TL;DR: On Linux, if you have Transparent Huge Pages enabled, you can try to run cargo with the environment variable MALLOC_CONF="thp:always,metadata_thp:always" for a potential ~5% speed boost.

…Sorry for the clickbait title, I just couldn’t help myself.

I am regularly trying to search for opportunities how to speed up the Rust compiler without necessarily changing its code, just by modifying its configuration.

One of the approaches that haven’t been explored well so far is the usage of huge pages for memory allocated by the compiler. Linux normally uses 4KiB pages for virtual memory paging, which can be quite wasteful for some workloads these days, as such small pages might cause a lot of unnecessary page faults and TLB misses.

I have been trying to figure out if supporting huge pages could be useful for the performance of the Rust compiler. Sadly, configuring huge pages is a mess, and I haven’t been able to figure out anything useful for some time. That is, until valarauca14 has posted a helpful guide about using huge pages on Reddit, in response to one of my posts. I noticed something interesting in the guide, which I haven’t seen before. The jemalloc (the memory allocator currently used by rustc on Linux) can be configured to use (transparent) huge pages (THP), but it doesn’t support THP by default. I wonder what would happen if we changed that?

After a bit of trial and error, I have managed to enable THP support in jemalloc in rustc, and was amazed by the results! On average, a ~5% wall-time reduction of compilation time across the board, and a ~60% reduction in page faults, with some benchmarks showing up to ~90% page fault reduction! I really didn’t expect that it would have such an effect. Sadly, it also increases the memory usage of the compiler by ~15% on average, and by up to ~35% for some benchmarks. I guess that there’s no free lunch, as usually.

Because huge page configuration inherently depends on the operating system and specific configuration used by each Rust developer, it will not straightforward to enable huge page support across the board. THP is also a finicky beast, and it’s not always a win to enable it. Furthermore, the memory usage regressions might be a blocker for enabling this option by default1. That being said, I will definitely try to ask around if it would be possible to enable it.

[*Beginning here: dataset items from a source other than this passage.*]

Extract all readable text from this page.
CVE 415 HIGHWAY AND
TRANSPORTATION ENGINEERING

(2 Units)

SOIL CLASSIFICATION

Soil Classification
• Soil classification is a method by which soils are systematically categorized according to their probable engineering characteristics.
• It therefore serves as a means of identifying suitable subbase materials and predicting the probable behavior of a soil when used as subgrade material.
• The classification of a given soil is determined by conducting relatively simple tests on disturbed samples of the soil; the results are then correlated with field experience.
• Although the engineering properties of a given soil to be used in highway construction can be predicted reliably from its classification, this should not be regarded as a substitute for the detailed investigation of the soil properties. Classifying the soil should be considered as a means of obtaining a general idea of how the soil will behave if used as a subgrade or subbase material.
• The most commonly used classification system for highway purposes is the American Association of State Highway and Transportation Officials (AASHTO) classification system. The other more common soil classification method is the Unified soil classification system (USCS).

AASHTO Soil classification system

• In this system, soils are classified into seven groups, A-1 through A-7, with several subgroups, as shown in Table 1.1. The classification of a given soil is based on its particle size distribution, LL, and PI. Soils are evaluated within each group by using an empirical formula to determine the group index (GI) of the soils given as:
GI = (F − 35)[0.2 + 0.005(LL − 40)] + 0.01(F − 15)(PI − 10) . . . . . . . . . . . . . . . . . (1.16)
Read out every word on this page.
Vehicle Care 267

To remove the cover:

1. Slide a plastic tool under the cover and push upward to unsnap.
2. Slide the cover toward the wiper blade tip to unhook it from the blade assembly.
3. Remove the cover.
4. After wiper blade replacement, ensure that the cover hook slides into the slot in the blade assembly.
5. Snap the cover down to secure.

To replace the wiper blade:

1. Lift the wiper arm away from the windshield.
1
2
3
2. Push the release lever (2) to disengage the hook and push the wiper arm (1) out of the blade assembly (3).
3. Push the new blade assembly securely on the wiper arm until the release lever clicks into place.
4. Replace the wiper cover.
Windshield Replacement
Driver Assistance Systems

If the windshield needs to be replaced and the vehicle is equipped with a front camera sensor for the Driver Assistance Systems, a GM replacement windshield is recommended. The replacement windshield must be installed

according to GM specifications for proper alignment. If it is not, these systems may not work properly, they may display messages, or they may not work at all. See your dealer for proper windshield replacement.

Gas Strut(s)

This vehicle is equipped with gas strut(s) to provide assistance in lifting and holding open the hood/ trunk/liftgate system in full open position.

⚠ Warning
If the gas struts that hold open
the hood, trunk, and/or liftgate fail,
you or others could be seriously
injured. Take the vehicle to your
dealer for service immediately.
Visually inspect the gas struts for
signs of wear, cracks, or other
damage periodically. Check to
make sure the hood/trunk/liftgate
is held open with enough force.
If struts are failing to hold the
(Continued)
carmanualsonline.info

However, in the meantime, if you’re on Linux, you can try to benefit from this performance increase on your own. To do that, you have to:

  • Enable transparent huge pages, either with the always or madvise modes. On Ubuntu, you can do that with the following command:
    $ echo madvise > /sys/kernel/mm/transparent_hugepage/enabled
    

    Note that you might need superuser rights (sudo) to execute this command, and that it might also be reset after a restart (depending on your system, for me it was set to madvise by default and it stays there).

  • Use the environment variable MALLOC_CONF="thp:always,metadata_thp:always" when compiling Rust code:
    $ export MALLOC_CONF="thp:always,metadata_thp:always"
    $ cargo build
    

There is a lot to be done and experimented regarding the usage of huge pages within the compiler, but until that work is done, this quick trick can be used for a small compilation boost.

By the way, this “trick” should work for any program that uses jemalloc. You can find more jemalloc configuration options here.

Conclusion

If you have any comments or questions, or you have hints about using huge pages, please let me know on Reddit.

  1. It has already been a blocker in the past, e.g. when we tried to switch from jemalloc to mimalloc, which resulted in a ~5% compilation time reduction, but sadly also up to 35% memory usage increase.